Klokkeklang (Bell-Ringing), Op.54/6
Piano Concerto No.5 in F, Op.103 (Egyptian)
Symphonic Dances, Op.64
Ben Schoeman (piano)
City University Symphony Orchestra
Reviewed by: Robert Matthew-Walker
Reviewed: 23 May, 2014
Venue: Jerwood Hall, LSO St Luke’s, London
The work is magnificently written (it dates from 1896), and is laid out (as almost all of Saint-Saëns’s concertos are) in structural terms in a highly original manner, but one which makes perfect sense, especially emotionally. The ‘Egyptian’ aspect is more to the fore in the second movement (which at times sounds as though Saint-Saëns had recently heard Rimsky-Korsakov’s Scheherazade) but this is more than a concertante musical travelogue. It demands much from the pianist in terms of brilliance, sensitivity and sheer technique (towards the end of the finale, did Prokofiev hear this work in turn, before completing his Third Piano Concerto? This is a rhetorical question to which Mr Anderson need not reply). In every particular Schoeman proved himself fully up to his considerable task, as one might expect from a Royal Over–Seas Gold Medal Winner (2009), and was exceptionally well partnered by the Symphony Orchestra of London’s City University under the clear and expressive baton of Anthony Weeden, who had begun proceedings with a rare account of Grieg’s astounding ‘Bell-Ringing’ (Klokkeklang), one of the most original pieces of music by any composer in the 19th-century.
The influence this remarkable work must have had on figures such as Busoni, Scriabin and Debussy is now more tangible than it ever was just over a century ago, when Grieg’s own orchestration of this original piano piece – the last of the Opus 54 Lyric Pieces from 1889-91 – was made. Grieg’s orchestration dates from 1904, but by then the music had made its impact in its original form. It still has the power to astonish – there is no melodic interest whatsoever, no harmonic underpinning, it is just ‘all atmosphere and no tune’, and quite unlike anything that had ever gone before, with the possible exception of Liszt’s very late Nuages gris.

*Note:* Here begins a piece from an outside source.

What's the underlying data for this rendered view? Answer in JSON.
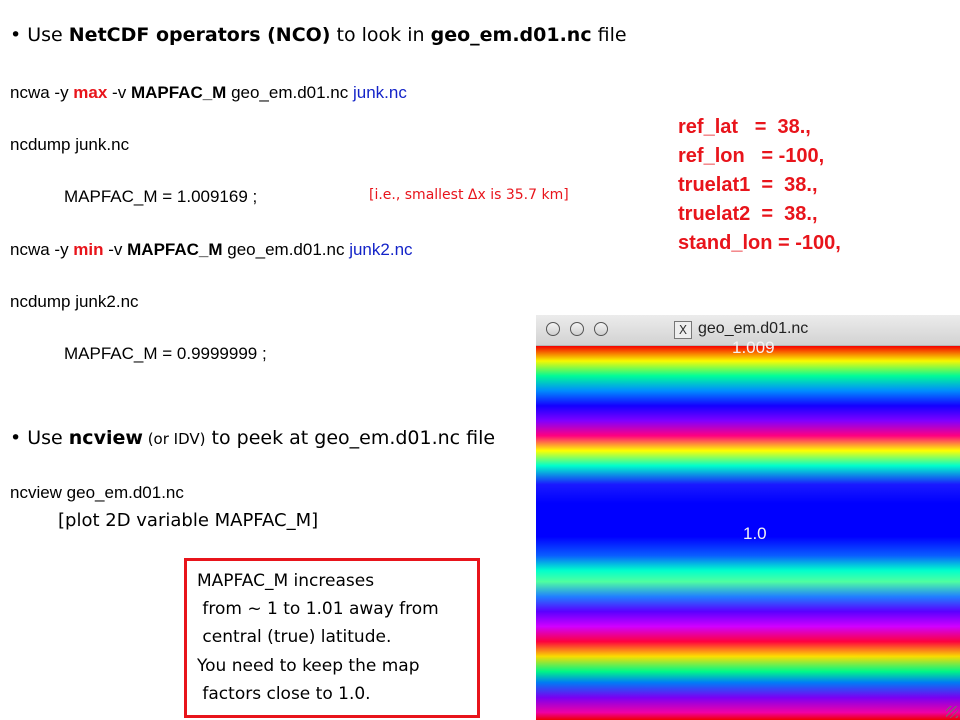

It proved a remarkably impressive opener, the superb acoustics of LSO St Luke’s enhancing the myriad tone-colours of the orchestra in a way that caused one to thank anew the foresight of Clive Gillinson, one-time manager of the LSO, who found the disused church (close to the Barbican Centre), spearheaded the raising of the money, and saw it transformed into the LSO’s rehearsal home and a concert venue in its own right. The acoustics enhance any musician, group or orchestra performing here – unlike those of the RFH, despite £119 million being spent to ‘improve’ that building. So it may be that the RPO on Tuesday would have sounded in the Festival Hall like the very fine orchestra it is, but the City University’s Orchestra took on a golden bloom in this venue, being able to project corporate and individual tones that were more than acceptable.
Finally, more Grieg – one of his last, and one of his biggest, orchestral works – the Symphonic Dances of 1897, which – like ‘Bell-Ringing’ – was a score originally drafted for the piano (piano duet, actually), but in which he clearly had orchestral timbres in mind. Ever since the manuscript of Grieg’s Symphony in C minor (which would have been his Opus 14) was resurrected in the early 1980s, and was shown to be an excellent work in its own right that the composer ought not to have withdrawn (it is the equal of the first three Tchaikovsky Symphonies and of Bruckner’s first three: the F minor, No.1 and Die Nullte), his Symphonic Dances, appearing over thirty years later, amount to Grieg’s Second Symphony. Although one may be a little challenged to prove the inherent symphonism of the work, the inter-relationships of thematic material, the varying approach to similar structures in the first three movements, and even the ‘progressive tonality’ of A major to G minor the work undergoes certainly betoken a symphonic cast of mind – the more so when Grieg was adamant that the movements should never be performed separately.
So all credit to Weeden, who led a wholly convincing and very well played performance of music that makes an immediate impact at a variety of levels, yet the score’s (and its composer’s) subtleties are still not as fully appreciated as they might be. This concert, the initial event of City University London’s free music festival which runs until June 13, proved an excellent opener.